My response is generally, “no and goodbye”. This isn’t out of arrogance, but there’s just no point in moving forward. When we’re talking about a job I’m interviewing your company every step of the way. One key question I’m always asking myself is “does this seem like a hiring process that would hire people I want to work with?”. I don’t get a huge chance to interview my co-workers when I’m coming into a new place so my only real guide as to what type of folks they are is… the hiring process.

If your hiring process starts by selecting people based on how they rate skills, think of who you are excluding. Also, think of who ends up at the top of that list – arrogant, self-important folks who think they are experts in everything.
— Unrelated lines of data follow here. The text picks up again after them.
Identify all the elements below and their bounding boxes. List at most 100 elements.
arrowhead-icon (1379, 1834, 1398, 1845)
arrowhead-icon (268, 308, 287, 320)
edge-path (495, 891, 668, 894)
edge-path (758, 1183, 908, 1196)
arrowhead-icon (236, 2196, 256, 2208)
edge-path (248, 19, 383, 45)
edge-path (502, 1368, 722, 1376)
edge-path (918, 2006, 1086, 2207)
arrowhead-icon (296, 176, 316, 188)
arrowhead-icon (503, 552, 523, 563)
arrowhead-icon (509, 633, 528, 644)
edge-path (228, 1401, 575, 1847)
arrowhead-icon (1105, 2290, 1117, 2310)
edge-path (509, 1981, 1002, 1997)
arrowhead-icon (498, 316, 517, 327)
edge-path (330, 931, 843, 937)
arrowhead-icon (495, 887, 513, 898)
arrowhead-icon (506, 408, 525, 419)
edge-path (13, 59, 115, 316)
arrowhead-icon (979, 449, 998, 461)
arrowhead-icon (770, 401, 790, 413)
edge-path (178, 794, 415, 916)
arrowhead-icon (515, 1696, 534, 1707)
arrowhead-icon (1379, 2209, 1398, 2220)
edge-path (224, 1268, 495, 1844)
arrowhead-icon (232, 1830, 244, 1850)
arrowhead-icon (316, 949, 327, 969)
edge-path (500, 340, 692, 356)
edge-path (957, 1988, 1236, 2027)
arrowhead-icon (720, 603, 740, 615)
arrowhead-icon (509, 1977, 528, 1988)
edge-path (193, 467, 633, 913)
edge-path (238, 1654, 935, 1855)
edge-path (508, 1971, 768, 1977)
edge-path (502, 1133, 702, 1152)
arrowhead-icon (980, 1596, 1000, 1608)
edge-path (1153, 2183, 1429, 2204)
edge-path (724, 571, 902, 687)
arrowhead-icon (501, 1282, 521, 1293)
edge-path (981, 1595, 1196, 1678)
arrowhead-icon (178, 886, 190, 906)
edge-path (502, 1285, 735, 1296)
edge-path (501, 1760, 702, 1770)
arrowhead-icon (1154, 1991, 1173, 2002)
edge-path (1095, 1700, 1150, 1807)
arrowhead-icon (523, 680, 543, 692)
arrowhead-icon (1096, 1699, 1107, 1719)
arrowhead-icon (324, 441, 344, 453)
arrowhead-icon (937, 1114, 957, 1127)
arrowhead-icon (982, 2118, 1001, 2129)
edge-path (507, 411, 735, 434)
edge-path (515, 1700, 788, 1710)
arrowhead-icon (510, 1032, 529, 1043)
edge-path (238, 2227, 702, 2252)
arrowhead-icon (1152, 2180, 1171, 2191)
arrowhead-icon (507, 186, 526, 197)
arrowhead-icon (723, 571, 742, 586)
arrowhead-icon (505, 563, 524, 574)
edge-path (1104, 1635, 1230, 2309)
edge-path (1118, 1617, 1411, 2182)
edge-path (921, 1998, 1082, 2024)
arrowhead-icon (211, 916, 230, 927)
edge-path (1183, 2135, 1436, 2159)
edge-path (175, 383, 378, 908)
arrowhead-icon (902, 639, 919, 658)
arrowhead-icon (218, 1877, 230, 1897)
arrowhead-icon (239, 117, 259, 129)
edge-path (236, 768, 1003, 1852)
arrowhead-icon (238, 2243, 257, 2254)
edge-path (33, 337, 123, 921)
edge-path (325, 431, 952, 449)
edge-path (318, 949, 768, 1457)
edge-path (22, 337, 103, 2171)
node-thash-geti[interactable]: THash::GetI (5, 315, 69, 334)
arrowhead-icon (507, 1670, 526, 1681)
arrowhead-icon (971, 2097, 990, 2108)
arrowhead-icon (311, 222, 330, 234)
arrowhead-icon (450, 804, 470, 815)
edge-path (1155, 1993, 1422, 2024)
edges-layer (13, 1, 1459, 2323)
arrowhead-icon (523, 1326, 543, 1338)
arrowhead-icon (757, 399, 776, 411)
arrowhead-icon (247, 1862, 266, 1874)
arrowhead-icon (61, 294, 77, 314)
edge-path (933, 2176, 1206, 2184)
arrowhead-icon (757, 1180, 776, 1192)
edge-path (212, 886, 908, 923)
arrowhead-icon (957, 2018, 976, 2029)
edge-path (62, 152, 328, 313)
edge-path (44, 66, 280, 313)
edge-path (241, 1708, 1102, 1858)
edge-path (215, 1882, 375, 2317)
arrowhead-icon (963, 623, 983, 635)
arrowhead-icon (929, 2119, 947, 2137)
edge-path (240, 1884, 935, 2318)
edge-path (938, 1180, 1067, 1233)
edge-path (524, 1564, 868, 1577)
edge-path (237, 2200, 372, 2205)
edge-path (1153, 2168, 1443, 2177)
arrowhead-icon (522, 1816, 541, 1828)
Perhaps the HR person is clever and is looking for folks who rate themselves poorly to suggest humility but there are better ways.

I want to work on a team where you hire people because they fit well into the team, because they have passion about their job, and because they can learn. I don’t want you to hire someone who already thinks they know everything because every conversation with that person is going to be an argument about why something new isn’t as good as what they’ve already done before. People do what has worked for them in the past unless they are tinkerers who like to try new things – in which case they probably don’t become experts, they become generalists. The best folks I’ve worked with didn’t know how to do most of their day to day tasks when they started the job. They learned, they asked questions, they were humble and eager and engaging. Those are the people I want to work with.

Yes, I’m restricting my potential job opportunities by doing this – which is exactly the point.